DARPA wants to turn Mars into Earth with designer organisms!
ARLINGTON, Virginia (PNN) - June 26, 2015 - The Pentagon's Defense Advanced Research Projects Agency (DARPA) is working to create designer organisms that would have abilities to terraform the Red Planet into Earth.
Virginia-based DARPA is trying to develop a technological toolkit by genetically engineering a wide range of organisms. This toolkit will have abilities to transform hostile places like Mars by recreating conditions needed for life to thrive. The goal would be to thicken the Martian atmosphere by designing organisms that would pull some specific gases out of the Mars atmosphere and release some other gases, for instance taking in carbon dioxide and releasing oxygen and nitrogen.
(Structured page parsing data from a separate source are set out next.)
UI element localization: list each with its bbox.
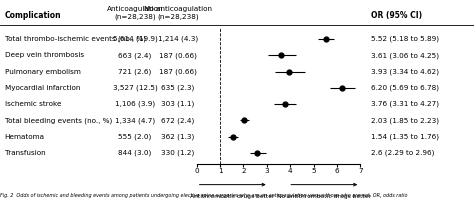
Text: 2.6 (2.29 to 2.96): 2.6 (2.29 to 2.96)	[371, 150, 434, 156]
Text: Ischemic stroke: Ischemic stroke	[5, 101, 61, 107]
Text: 3.61 (3.06 to 4.25): 3.61 (3.06 to 4.25)	[371, 52, 438, 59]
Text: 187 (0.66): 187 (0.66)	[159, 68, 197, 75]
Text: 1,214 (4.3): 1,214 (4.3)	[158, 36, 198, 42]
Text: Total thrombo-ischemic events (no., %): Total thrombo-ischemic events (no., %)	[5, 36, 146, 42]
Text: 5.52 (5.18 to 5.89): 5.52 (5.18 to 5.89)	[371, 36, 438, 42]
Text: Complication: Complication	[5, 11, 61, 20]
Text: 2.03 (1.85 to 2.23): 2.03 (1.85 to 2.23)	[371, 117, 438, 124]
Text: Antithrombotic drugs better: Antithrombotic drugs better	[191, 194, 275, 199]
Text: 362 (1.3): 362 (1.3)	[161, 133, 194, 140]
Text: 1.54 (1.35 to 1.76): 1.54 (1.35 to 1.76)	[371, 133, 438, 140]
Text: 663 (2.4): 663 (2.4)	[118, 52, 152, 59]
Text: Hematoma: Hematoma	[5, 134, 45, 139]
Text: No antithrombotic drugs better: No antithrombotic drugs better	[277, 194, 371, 199]
Text: 303 (1.1): 303 (1.1)	[161, 101, 194, 107]
Text: Fig. 2  Odds of ischemic and bleeding events among patients undergoing elective : Fig. 2 Odds of ischemic and bleeding eve…	[0, 193, 408, 198]
Text: 1,106 (3.9): 1,106 (3.9)	[115, 101, 155, 107]
Text: Pulmonary embolism: Pulmonary embolism	[5, 69, 81, 75]
Text: 721 (2.6): 721 (2.6)	[118, 68, 152, 75]
Text: 330 (1.2): 330 (1.2)	[161, 150, 194, 156]
Text: 555 (2.0): 555 (2.0)	[118, 133, 152, 140]
Text: 1,334 (4.7): 1,334 (4.7)	[115, 117, 155, 124]
Text: Total bleeding events (no., %): Total bleeding events (no., %)	[5, 117, 112, 124]
Text: 5,614 (19.9): 5,614 (19.9)	[113, 36, 157, 42]
Text: Transfusion: Transfusion	[5, 150, 46, 156]
Text: 635 (2.3): 635 (2.3)	[161, 85, 194, 91]
Text: 844 (3.0): 844 (3.0)	[118, 150, 152, 156]
Text: 3,527 (12.5): 3,527 (12.5)	[113, 85, 157, 91]
Text: 187 (0.66): 187 (0.66)	[159, 52, 197, 59]
Text: 3.93 (3.34 to 4.62): 3.93 (3.34 to 4.62)	[371, 68, 438, 75]
Text: Myocardial infarction: Myocardial infarction	[5, 85, 80, 91]
Text: 672 (2.4): 672 (2.4)	[161, 117, 194, 124]
Text: No anticoagulation
(n=28,238): No anticoagulation (n=28,238)	[144, 6, 212, 20]
Text: 6.20 (5.69 to 6.78): 6.20 (5.69 to 6.78)	[371, 85, 438, 91]
Text: 3.76 (3.31 to 4.27): 3.76 (3.31 to 4.27)	[371, 101, 438, 107]
Text: Anticoagulation
(n=28,238): Anticoagulation (n=28,238)	[107, 6, 164, 20]
Text: OR (95% CI): OR (95% CI)	[371, 11, 422, 20]
Text: Deep vein thrombosis: Deep vein thrombosis	[5, 53, 84, 59]
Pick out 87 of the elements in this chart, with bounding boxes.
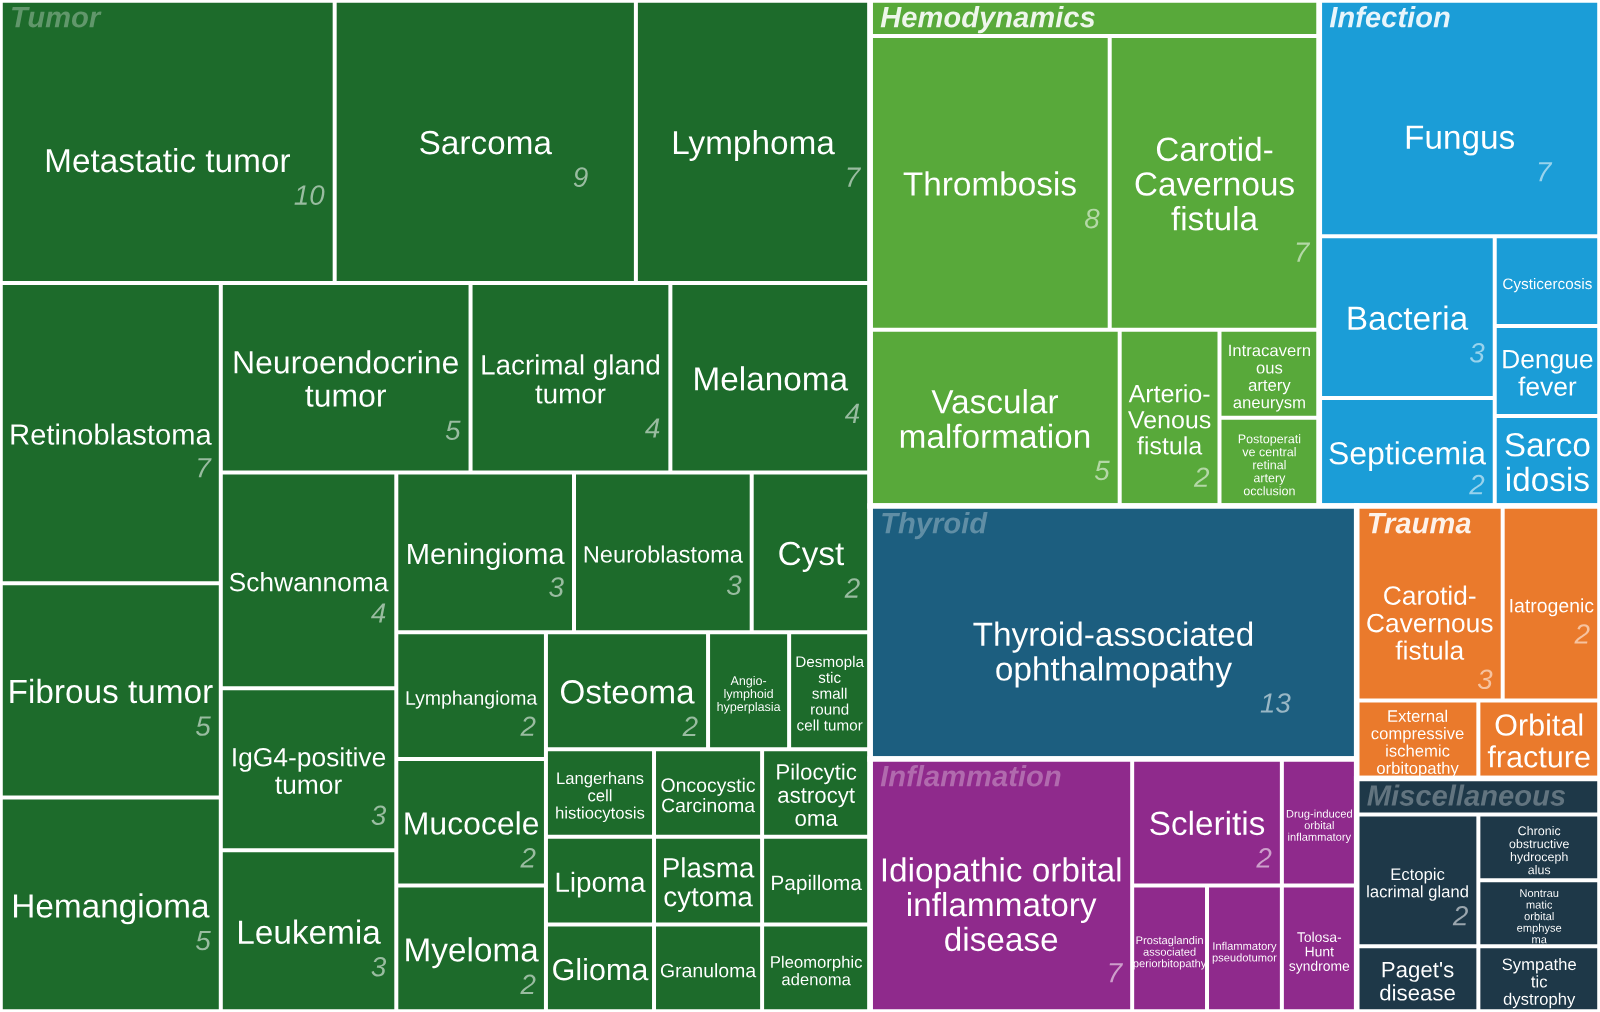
category-label: Pleomorphic adenoma: [771, 955, 863, 986]
data-label: 7: [847, 167, 862, 187]
category-label: Lymphoma: [673, 129, 835, 161]
data-label: 4: [844, 403, 860, 423]
category-label: Osteoma: [560, 680, 695, 704]
data-label: 2: [1193, 467, 1210, 487]
data-label: 9: [573, 167, 588, 187]
series-label: Trauma: [1368, 513, 1471, 534]
category-label: Neuroblastoma: [584, 545, 743, 563]
data-label: 7: [1296, 242, 1311, 262]
data-label: 7: [1109, 963, 1124, 983]
category-label: IgG4-positive tumor: [233, 747, 386, 795]
data-label: 3: [371, 956, 387, 977]
category-label: Orbital fracture: [1487, 713, 1590, 768]
category-label: Iatrogenic: [1510, 598, 1594, 617]
category-label: Fungus: [1406, 125, 1515, 156]
series-label: Inflammation: [880, 765, 1061, 787]
data-label: 3: [371, 805, 387, 826]
data-label: 2: [520, 716, 536, 736]
data-label: 7: [1538, 162, 1553, 182]
data-label: 3: [1469, 342, 1485, 363]
data-label: 13: [1260, 693, 1291, 713]
data-label: 5: [195, 930, 211, 951]
category-label: Sympathe tic dystrophy: [1502, 957, 1576, 1009]
category-label: Melanoma: [695, 366, 849, 391]
data-label: 7: [198, 458, 212, 478]
category-label: Hemangioma: [14, 893, 210, 925]
category-label: Bacteria: [1348, 305, 1469, 331]
category-label: Carotid- Cavernous fistula: [1135, 136, 1294, 231]
category-label: Septicemia: [1329, 441, 1487, 471]
data-label: 2: [1256, 848, 1272, 868]
category-label: Meningioma: [408, 542, 565, 571]
category-label: Paget's disease: [1380, 961, 1455, 1001]
data-label: 5: [195, 716, 211, 736]
series-label: Hemodynamics: [880, 6, 1095, 34]
category-label: Vascular malformation: [900, 388, 1090, 449]
category-label: External compressive ischemic orbitopathy: [1371, 709, 1464, 778]
data-label: 2: [520, 848, 536, 868]
data-label: 4: [371, 603, 386, 623]
category-label: Arterio- Venous fistula: [1127, 384, 1211, 455]
category-label: Oncocystic Carcinoma: [661, 777, 756, 813]
data-label: 5: [445, 420, 461, 441]
category-label: Schwannoma: [229, 572, 389, 592]
data-label: 2: [1574, 624, 1590, 644]
data-label: 10: [294, 185, 325, 205]
category-label: Neuroendocrine tumor: [234, 350, 458, 407]
category-label: Sarcoma: [420, 130, 552, 155]
data-label: 2: [844, 578, 860, 598]
category-label: Fibrous tumor: [10, 678, 213, 704]
data-label: 3: [726, 575, 742, 595]
category-label: Intracavern ous artery aneurysm: [1229, 344, 1310, 412]
data-label: 2: [520, 974, 536, 994]
category-label: Lacrimal gland tumor: [482, 354, 659, 404]
category-label: Papilloma: [772, 874, 862, 895]
category-label: Granuloma: [660, 963, 757, 978]
data-label: 5: [1094, 460, 1110, 481]
data-label: 3: [549, 577, 564, 597]
data-label: 4: [645, 418, 660, 438]
category-label: Plasma cytoma: [664, 857, 755, 912]
data-label: 2: [682, 716, 698, 736]
category-label: Thrombosis: [903, 171, 1076, 196]
category-label: Leukemia: [239, 919, 381, 945]
category-label: Glioma: [553, 957, 649, 981]
series-label: Miscellaneous: [1367, 784, 1566, 806]
category-label: Lipoma: [556, 871, 646, 898]
category-label: Dengue fever: [1503, 350, 1593, 396]
data-label: 8: [1084, 208, 1100, 229]
category-label: Mucocele: [405, 811, 539, 835]
series-label: Infection: [1329, 6, 1450, 28]
data-label: 3: [1477, 669, 1493, 690]
category-label: Myeloma: [406, 937, 539, 969]
category-label: Cyst: [779, 541, 845, 572]
category-label: Metastatic tumor: [46, 147, 290, 173]
category-label: Pilocytic astrocyt oma: [777, 763, 857, 827]
category-label: Sarco idosis: [1505, 433, 1590, 492]
category-label: Ectopic lacrimal gland: [1367, 867, 1468, 901]
series-label: Thyroid: [882, 512, 988, 540]
category-label: Retinoblastoma: [11, 423, 212, 445]
data-label: 2: [1469, 474, 1485, 495]
category-label: Idiopathic orbital inflammatory disease: [882, 857, 1121, 952]
category-label: Scleritis: [1150, 810, 1265, 836]
data-label: 2: [1452, 905, 1468, 926]
category-label: Langerhans cell histiocytosis: [556, 771, 645, 823]
series-label: Tumor: [12, 7, 102, 28]
category-label: Lymphangioma: [406, 690, 538, 709]
category-label: Carotid- Cavernous fistula: [1367, 585, 1493, 660]
category-label: Thyroid-associated ophthalmopathy: [973, 621, 1253, 688]
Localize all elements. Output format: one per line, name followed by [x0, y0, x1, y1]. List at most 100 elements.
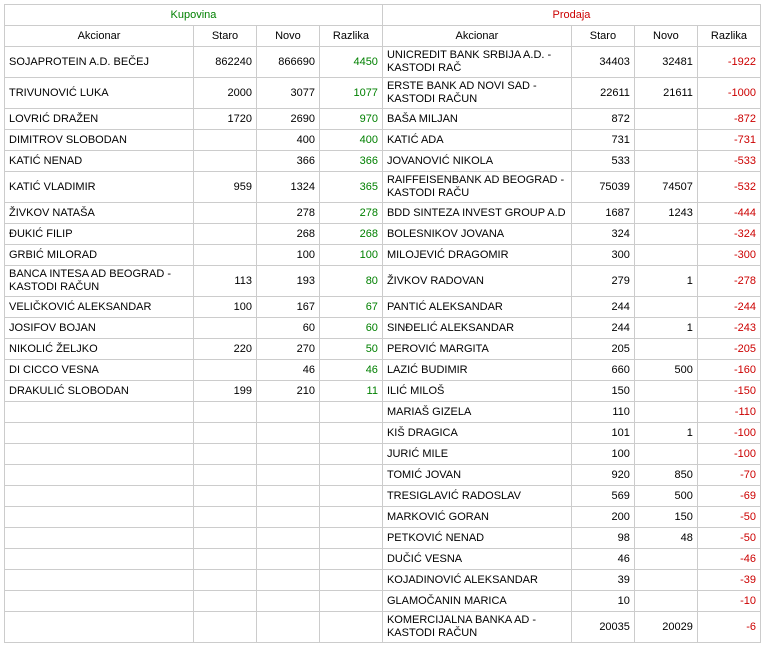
table-row: JOSIFOV BOJAN6060SINĐELIĆ ALEKSANDAR2441… — [5, 318, 761, 339]
buy-staro-cell — [193, 507, 256, 528]
buy-name-cell — [5, 549, 194, 570]
buy-razlika-cell — [319, 423, 382, 444]
buy-razlika-cell — [319, 444, 382, 465]
sell-staro-cell: 22611 — [571, 78, 634, 109]
buy-razlika-cell: 4450 — [319, 47, 382, 78]
buy-novo-cell: 866690 — [256, 47, 319, 78]
table-row: DUČIĆ VESNA46-46 — [5, 549, 761, 570]
sell-staro-cell: 569 — [571, 486, 634, 507]
buy-razlika-cell: 366 — [319, 151, 382, 172]
sell-novo-cell: 74507 — [634, 172, 697, 203]
sell-razlika-cell: -100 — [697, 423, 760, 444]
column-header-row: Akcionar Staro Novo Razlika Akcionar Sta… — [5, 26, 761, 47]
buy-name-cell — [5, 528, 194, 549]
sell-name-cell: PEROVIĆ MARGITA — [382, 339, 571, 360]
buy-novo-cell — [256, 402, 319, 423]
table-row: GRBIĆ MILORAD100100MILOJEVIĆ DRAGOMIR300… — [5, 245, 761, 266]
table-row: VELIČKOVIĆ ALEKSANDAR10016767PANTIĆ ALEK… — [5, 297, 761, 318]
sell-col-akcionar: Akcionar — [382, 26, 571, 47]
sell-staro-cell: 324 — [571, 224, 634, 245]
buy-novo-cell — [256, 486, 319, 507]
table-row: BANCA INTESA AD BEOGRAD - KASTODI RAČUN1… — [5, 266, 761, 297]
table-row: MARIAŠ GIZELA110-110 — [5, 402, 761, 423]
sell-name-cell: TRESIGLAVIĆ RADOSLAV — [382, 486, 571, 507]
buy-razlika-cell — [319, 612, 382, 643]
buy-staro-cell: 100 — [193, 297, 256, 318]
buy-name-cell: KATIĆ VLADIMIR — [5, 172, 194, 203]
table-row: KIŠ DRAGICA1011-100 — [5, 423, 761, 444]
buy-staro-cell: 862240 — [193, 47, 256, 78]
buy-col-novo: Novo — [256, 26, 319, 47]
sell-staro-cell: 920 — [571, 465, 634, 486]
buy-staro-cell — [193, 549, 256, 570]
buy-razlika-cell: 268 — [319, 224, 382, 245]
sell-razlika-cell: -872 — [697, 109, 760, 130]
sell-staro-cell: 150 — [571, 381, 634, 402]
buy-novo-cell — [256, 612, 319, 643]
buy-name-cell: SOJAPROTEIN A.D. BEČEJ — [5, 47, 194, 78]
buy-col-staro: Staro — [193, 26, 256, 47]
buy-razlika-cell: 970 — [319, 109, 382, 130]
sell-staro-cell: 244 — [571, 297, 634, 318]
sell-name-cell: UNICREDIT BANK SRBIJA A.D. - KASTODI RAČ — [382, 47, 571, 78]
sell-staro-cell: 100 — [571, 444, 634, 465]
table-row: TOMIĆ JOVAN920850-70 — [5, 465, 761, 486]
sell-name-cell: RAIFFEISENBANK AD BEOGRAD - KASTODI RAČU — [382, 172, 571, 203]
buy-novo-cell: 366 — [256, 151, 319, 172]
sell-col-novo: Novo — [634, 26, 697, 47]
sell-name-cell: LAZIĆ BUDIMIR — [382, 360, 571, 381]
sell-name-cell: DUČIĆ VESNA — [382, 549, 571, 570]
buy-staro-cell: 199 — [193, 381, 256, 402]
buy-razlika-cell — [319, 528, 382, 549]
buy-name-cell: DI CICCO VESNA — [5, 360, 194, 381]
buy-razlika-cell — [319, 507, 382, 528]
sell-name-cell: BAŠA MILJAN — [382, 109, 571, 130]
sell-name-cell: MILOJEVIĆ DRAGOMIR — [382, 245, 571, 266]
buy-razlika-cell: 80 — [319, 266, 382, 297]
sell-novo-cell: 1 — [634, 266, 697, 297]
buy-staro-cell — [193, 465, 256, 486]
buy-razlika-cell: 67 — [319, 297, 382, 318]
sell-razlika-cell: -300 — [697, 245, 760, 266]
sell-staro-cell: 731 — [571, 130, 634, 151]
sell-staro-cell: 39 — [571, 570, 634, 591]
buy-novo-cell: 268 — [256, 224, 319, 245]
buy-staro-cell: 113 — [193, 266, 256, 297]
sell-novo-cell — [634, 381, 697, 402]
buy-razlika-cell: 400 — [319, 130, 382, 151]
sell-razlika-cell: -110 — [697, 402, 760, 423]
sell-novo-cell — [634, 109, 697, 130]
buy-razlika-cell: 11 — [319, 381, 382, 402]
sell-staro-cell: 533 — [571, 151, 634, 172]
buy-novo-cell — [256, 570, 319, 591]
section-title-row: Kupovina Prodaja — [5, 5, 761, 26]
buy-staro-cell — [193, 245, 256, 266]
sell-staro-cell: 279 — [571, 266, 634, 297]
buy-name-cell: JOSIFOV BOJAN — [5, 318, 194, 339]
buy-razlika-cell: 365 — [319, 172, 382, 203]
sell-staro-cell: 46 — [571, 549, 634, 570]
buy-col-akcionar: Akcionar — [5, 26, 194, 47]
buy-name-cell: DIMITROV SLOBODAN — [5, 130, 194, 151]
sell-novo-cell: 20029 — [634, 612, 697, 643]
buy-name-cell: VELIČKOVIĆ ALEKSANDAR — [5, 297, 194, 318]
sell-col-razlika: Razlika — [697, 26, 760, 47]
sell-staro-cell: 660 — [571, 360, 634, 381]
buy-novo-cell — [256, 507, 319, 528]
table-row: TRIVUNOVIĆ LUKA200030771077ERSTE BANK AD… — [5, 78, 761, 109]
sell-razlika-cell: -10 — [697, 591, 760, 612]
sell-novo-cell: 1 — [634, 423, 697, 444]
buy-name-cell — [5, 465, 194, 486]
sell-razlika-cell: -69 — [697, 486, 760, 507]
table-row: KATIĆ NENAD366366JOVANOVIĆ NIKOLA533-533 — [5, 151, 761, 172]
buy-staro-cell — [193, 528, 256, 549]
buy-staro-cell — [193, 444, 256, 465]
sell-razlika-cell: -244 — [697, 297, 760, 318]
buy-novo-cell — [256, 444, 319, 465]
buy-staro-cell — [193, 591, 256, 612]
buy-razlika-cell: 278 — [319, 203, 382, 224]
buy-novo-cell — [256, 465, 319, 486]
sell-novo-cell — [634, 402, 697, 423]
buy-novo-cell: 1324 — [256, 172, 319, 203]
buy-novo-cell — [256, 528, 319, 549]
Using this technological toolkit, DARPA wants to grow bacteria, photosynthesizing plants, and algae on the Martian surface.
“For the first time, we have the technological toolkit to transform not just hostile places here on Earth. But to go into space not just to visit, but to stay,” said Alicia Jackson, the deputy director of DARPA's Biological Technologies Office in Virginia.
DARPA plans to introduce a variety of designer organisms into the Martian environment. There are between 30 million and 30 billion different types of organisms on Earth, however; yeast and E. Coli are the two organisms that are mostly used in synthetic biology projects on Earth.
“I want to use any organism that has properties I want – I want to quickly map it and quickly engineer it,” said Jackson.
Scientists will use a new software DTA GView, created by DARPA in association with some research partners, to correlate genetic information on organisms. Jackson describes this software as the "Google Maps of genomes". The software would enable researchers to quickly sequence genes and find the best way to engineer an organism. It would help select the best genes from any organism and then edit those genes to design something entirely new.
Scientists suggest that to create a technological toolkit, microorganisms like bacteria will be engineered first, followed by more complex forms of life in future.